Никакого старшего у нас в штате не было. Была должность «оператор» и оклад тридцать две тысячи. Камера у нас висела одна, над стойкой выдачи, и смотрела она прямо на неё: Виталий Борисович считал, никто ничего не ворует, а вешать камеру над складом с принятыми товарами — оскорбление коллектива. Оскорблённым коллективом был Коля, который принимал и раскладывал заказы, привезённые на огромной фуре, по пять часов, смотрел стримы, игнорируя громкие жалобы посетителей, и в целом, делал то, за что любого другого сотрудника уже давно бы попёрли. К его счастью, Коля был не только сотрудником, но и племянником начальника пункта выдачи, который к тому же владел ещё парой десятков таких же в других районах города.

— Ну, значит, ты у нас и проштрафился, — сказал Виталий Борисович и закрыл папку. — Кто-то же должен.

Пять тысяч вычтут в середине и конце месяца. Двумя частями, чтобы, как он выразился, не так больно.

Я мог поспорить. Я вообще много чего мог — написать в трудовую инспекцию например. А что, оклад у меня белый, график на стене, соблюдение которого подтвердят многие, заодно и данные с камеры. Я мог сказать, что ухожу, или вообще просто уйти, без всяких скандалов.

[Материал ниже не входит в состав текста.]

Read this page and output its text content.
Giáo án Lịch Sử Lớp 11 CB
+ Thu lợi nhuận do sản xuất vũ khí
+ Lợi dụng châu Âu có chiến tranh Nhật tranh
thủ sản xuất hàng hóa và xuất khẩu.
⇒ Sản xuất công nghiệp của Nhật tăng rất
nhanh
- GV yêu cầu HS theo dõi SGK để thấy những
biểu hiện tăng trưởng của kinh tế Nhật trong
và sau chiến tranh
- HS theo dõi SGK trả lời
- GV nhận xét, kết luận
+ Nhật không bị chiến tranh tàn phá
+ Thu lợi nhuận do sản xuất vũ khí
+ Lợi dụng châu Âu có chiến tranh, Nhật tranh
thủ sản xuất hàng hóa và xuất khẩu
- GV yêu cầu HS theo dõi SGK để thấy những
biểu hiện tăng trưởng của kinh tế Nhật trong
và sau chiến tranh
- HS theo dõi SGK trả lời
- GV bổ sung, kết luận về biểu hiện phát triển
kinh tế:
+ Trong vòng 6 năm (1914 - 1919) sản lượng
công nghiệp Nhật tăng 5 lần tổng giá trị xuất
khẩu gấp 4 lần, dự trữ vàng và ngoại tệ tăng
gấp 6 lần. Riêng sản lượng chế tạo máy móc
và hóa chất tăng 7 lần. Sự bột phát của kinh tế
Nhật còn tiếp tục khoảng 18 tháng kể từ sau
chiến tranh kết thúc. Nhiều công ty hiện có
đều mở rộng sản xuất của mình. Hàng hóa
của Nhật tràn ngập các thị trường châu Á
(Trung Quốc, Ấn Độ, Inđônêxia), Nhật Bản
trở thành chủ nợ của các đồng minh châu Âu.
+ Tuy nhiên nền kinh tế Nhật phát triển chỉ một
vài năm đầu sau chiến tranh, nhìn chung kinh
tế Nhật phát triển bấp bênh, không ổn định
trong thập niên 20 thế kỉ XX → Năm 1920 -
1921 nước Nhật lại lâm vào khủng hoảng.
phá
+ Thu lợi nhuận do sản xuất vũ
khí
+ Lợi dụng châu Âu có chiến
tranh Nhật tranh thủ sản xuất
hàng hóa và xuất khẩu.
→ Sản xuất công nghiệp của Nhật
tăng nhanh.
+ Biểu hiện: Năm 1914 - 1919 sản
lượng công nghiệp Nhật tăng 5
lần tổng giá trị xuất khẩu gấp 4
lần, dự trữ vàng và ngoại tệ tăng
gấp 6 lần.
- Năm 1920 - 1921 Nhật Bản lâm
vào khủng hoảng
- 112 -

Вместо этого я прикинул, во что мне всё это выльется. Месяц нервов, потом поиски новой работы, а эта была в двух станциях метро от дома, и к тому же, график был довольно свободный, конечно, когда не приходилось никого заменять.

— Понял, — сказал я.

Я отнюдь не боялся Виталия Борисовича. Виталий Борисович — типичный богатый пятидесятилетний мужик с одышкой, который два раза в год ездит в Турцию и очень гордится своей немецкой машиной. Ничего плохого я бы в жизни про него не сказал.

Я просто заранее знал, чем всё кончится, и не видел смысла тратить на это время.

Раньше я не был таким. В детдоме я, между прочим, боролся, много и охотно. Я жаловался, доказывал, а один раз даже дошёл до директора с нормальными доказательствами. Меня выслушали, покивали и не сделали ничего, потому что тем двоим, сломавшим ноутбук, который я купил на сэкономленные буквально со всего деньги, оставалось до выпуска полгода и портить отчётность никто не собирался. Кому какое дело, что какой-то пацан полгода батрачил где мог, чтобы позволить себе такую вещь?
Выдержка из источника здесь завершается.